While this always sounded somewhat exciting, I never really bought into the whole idea. And lately, I’ve been thinking that perhaps this building-less church would only further destroy the fellowship and what it means to be part of it.
The problem that faces the churches today is not that we have built (and inherited) walls that are too high, strong, or rigid. Rather, we no longer treat those inside the walls as one of us. As I see it, the problem is that we begin to treat those within as though they were on the outside, and a building-less church will only further this disregard for our brothers and sisters in Christ. Most members of a congregation relate to those they sit next to on a Sunday morning as they would treat the neighbor down the street that they wave to each morning but don’t speak to because they’ve forgotten their name. There’s respect and common decency to keep up the neighborhood, but there isn’t much else. Certainly, there isn’t sacrifice and confidence, and love.

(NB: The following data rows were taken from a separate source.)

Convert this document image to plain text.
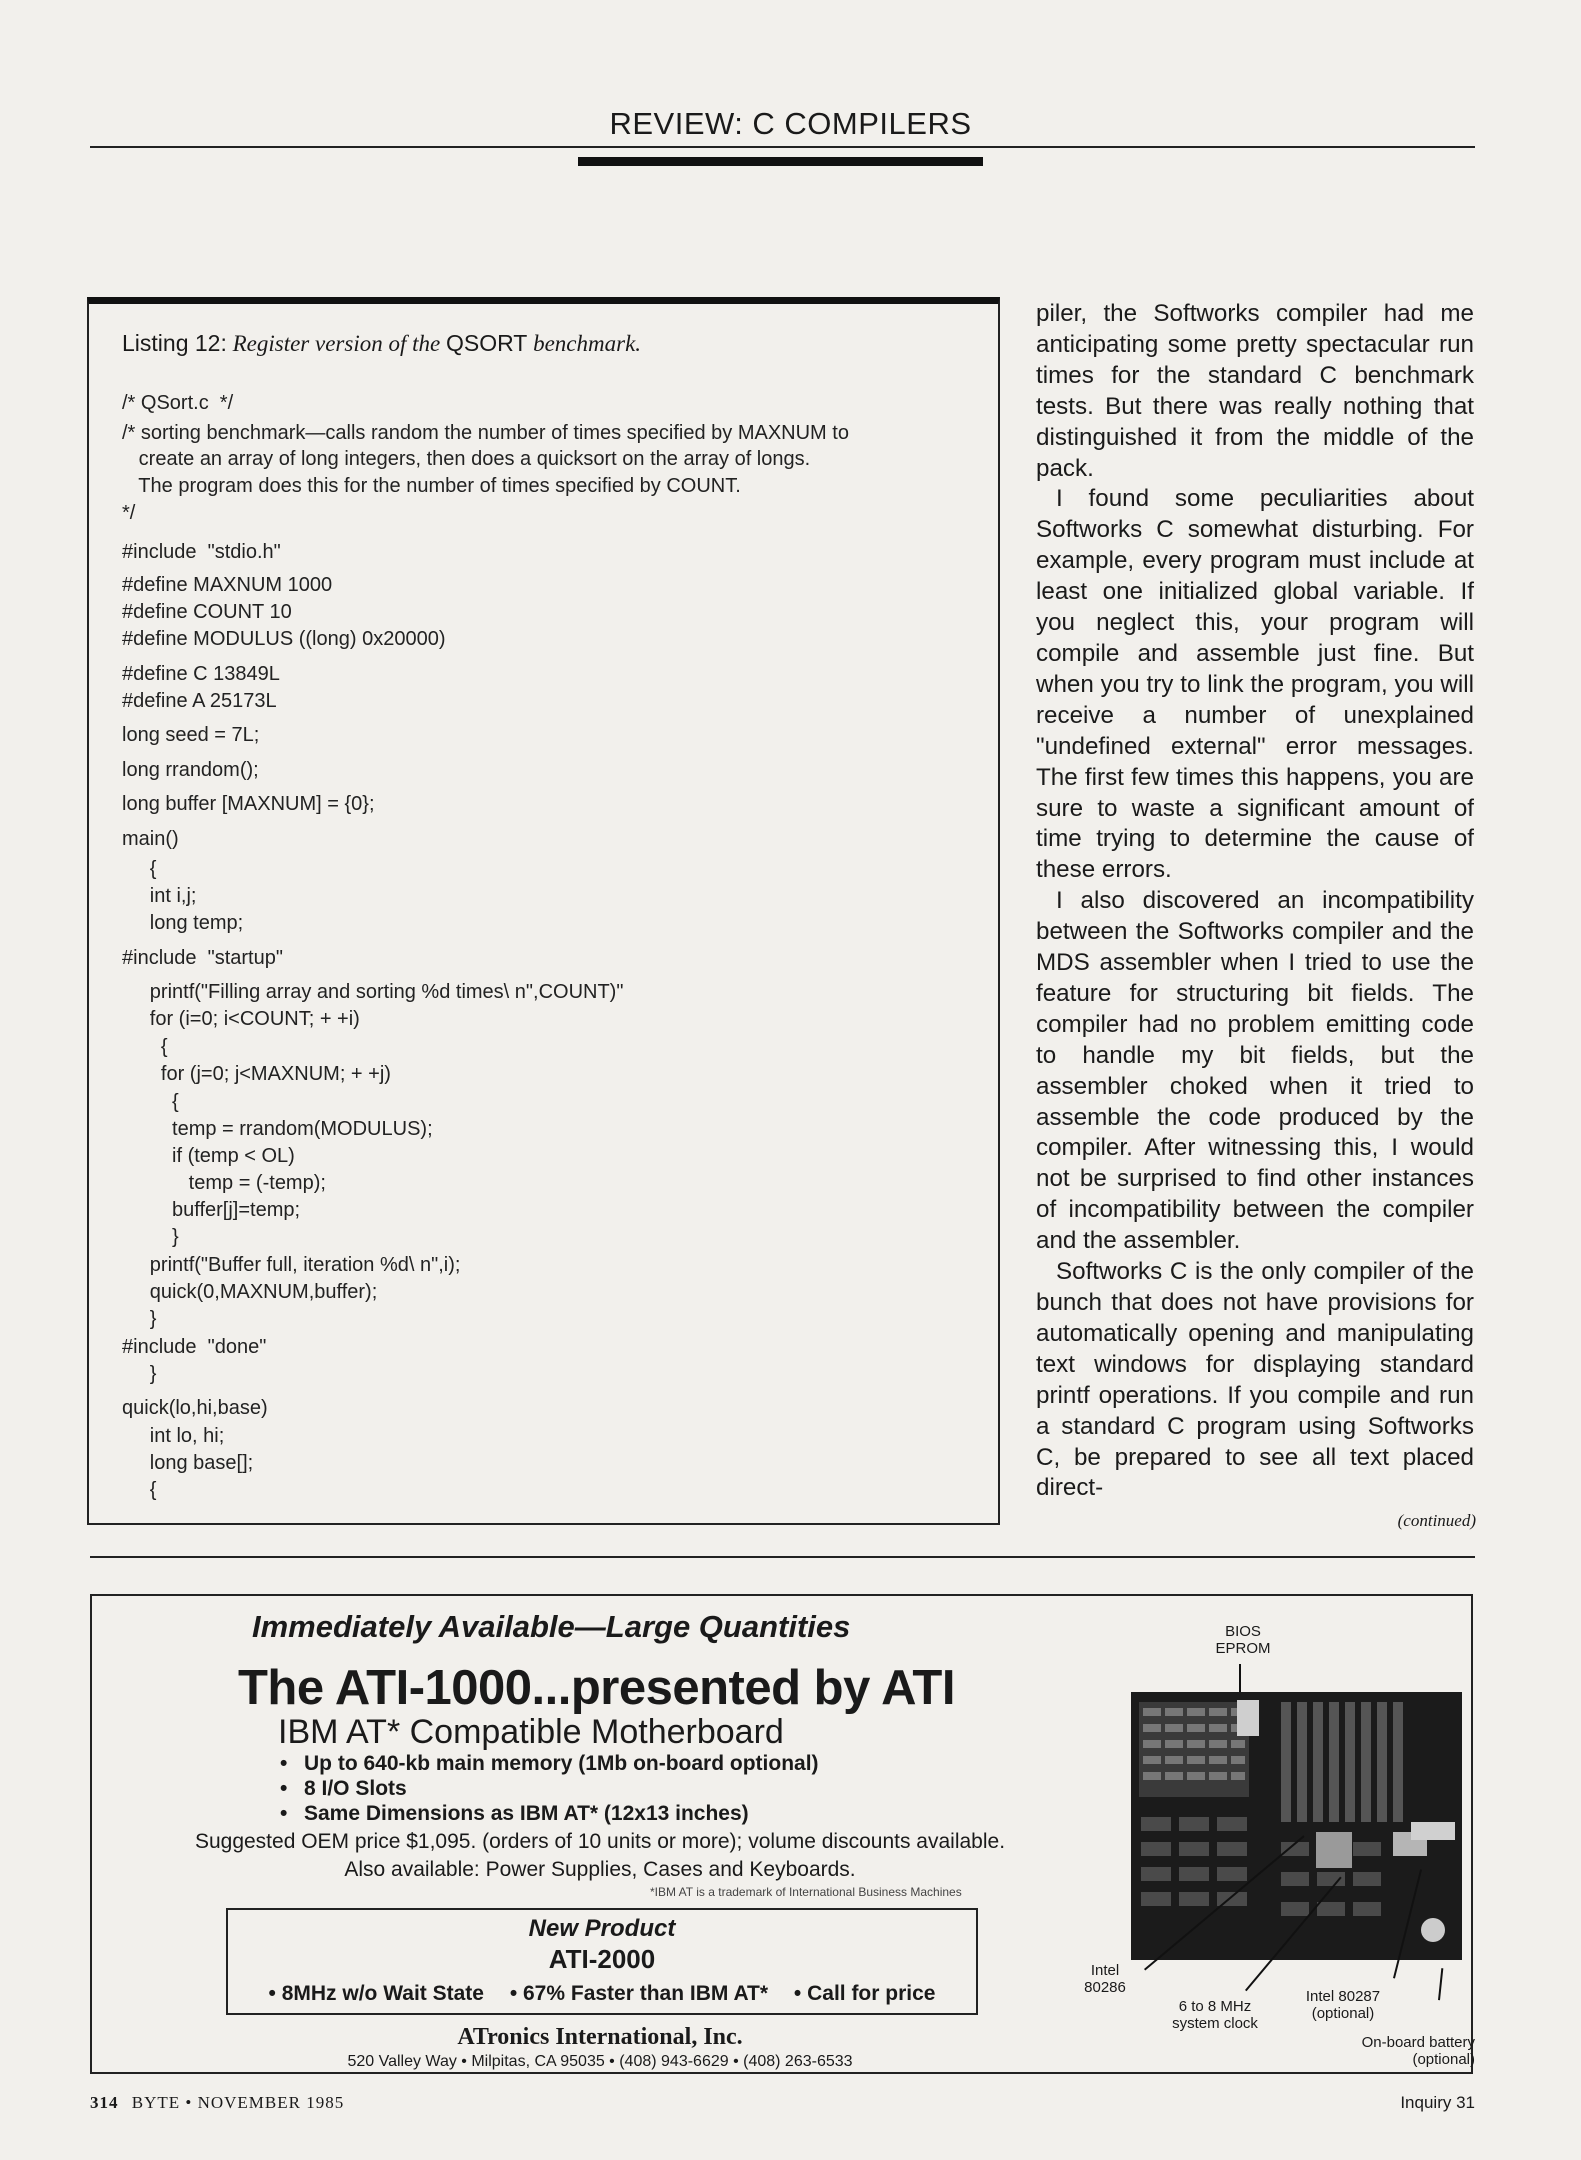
REVIEW: C COMPILERS
Listing 12: Register version of the QSORT benchmark.
/* QSort.c  */
/* sorting benchmark—calls random the number of times specified by MAXNUM to
create an array of long integers, then does a quicksort on the array of longs.
The program does this for the number of times specified by COUNT.
*/
#include  "stdio.h"
#define MAXNUM 1000
#define COUNT 10
#define MODULUS ((long) 0x20000)
#define C 13849L
#define A 25173L
long seed = 7L;
long rrandom();
long buffer [MAXNUM] = {0};
main()
{
int i,j;
long temp;
#include  "startup"
printf("Filling array and sorting %d times\ n",COUNT)"
for (i=0; i<COUNT; + +i)
{
for (j=0; j<MAXNUM; + +j)
{
temp = rrandom(MODULUS);
if (temp < OL)
temp = (-temp);
buffer[j]=temp;
}
printf("Buffer full, iteration %d\ n",i);
quick(0,MAXNUM,buffer);
}
#include  "done"
}
quick(lo,hi,base)
int lo, hi;
long base[];
{

piler, the Softworks compiler had me anticipating some pretty spectacular run times for the standard C benchmark tests. But there was really nothing that distinguished it from the middle of the pack.

I found some peculiarities about Softworks C somewhat disturbing. For example, every program must include at least one initialized global variable. If you neglect this, your program will compile and assemble just fine. But when you try to link the program, you will receive a number of unexplained "undefined external" error messages. The first few times this happens, you are sure to waste a significant amount of time trying to determine the cause of these errors.

I also discovered an incompatibility between the Softworks compiler and the MDS assembler when I tried to use the feature for structuring bit fields. The compiler had no problem emitting code to handle my bit fields, but the assembler choked when it tried to assemble the code produced by the compiler. After witnessing this, I would not be surprised to find other instances of incompatibility between the compiler and the assembler.

Softworks C is the only compiler of the bunch that does not have provisions for automatically opening and manipulating text windows for displaying standard printf operations. If you compile and run a standard C program using Softworks C, be prepared to see all text placed direct-

(continued)
Immediately Available—Large Quantities
The ATI-1000...presented by ATI
IBM AT* Compatible Motherboard
• Up to 640-kb main memory (1Mb on-board optional)
• 8 I/O Slots
• Same Dimensions as IBM AT* (12x13 inches)
Suggested OEM price $1,095. (orders of 10 units or more); volume discounts available.
Also available: Power Supplies, Cases and Keyboards.
*IBM AT is a trademark of International Business Machines
New Product
ATI-2000
• 8MHz w/o Wait State • 67% Faster than IBM AT* • Call for price
ATronics International, Inc.
520 Valley Way • Milpitas, CA 95035 • (408) 943-6629 • (408) 263-6533
BIOS
EPROM
Intel
80286
6 to 8 MHz
system clock
Intel 80287
(optional)
On-board battery
(optional)
314 BYTE • NOVEMBER 1985	Inquiry 31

Perhaps a better idea would be to praise the building of the church, to diligently set out to patch the holes in the porous walls and make a clear separation between those on the inside and those on the outside. In fact, we ought to build firm and bold walls, walls that turn back the attacks of this age and serve as a genuine sanctuary and a firm hold in a shifting landscape. But then we must treat those within the walls as one of us, as ones separated out from the world of unbelievers, as our primary concern. When a brother or sister is in need, they are to be regarded as the greatest in the kingdom, and the strength and protection of the building bend to care for them—to love, clothe and feed them if need be.
Churches shouldn’t leave the building; they need it. They need strong walls and clear separation just as they need one another within.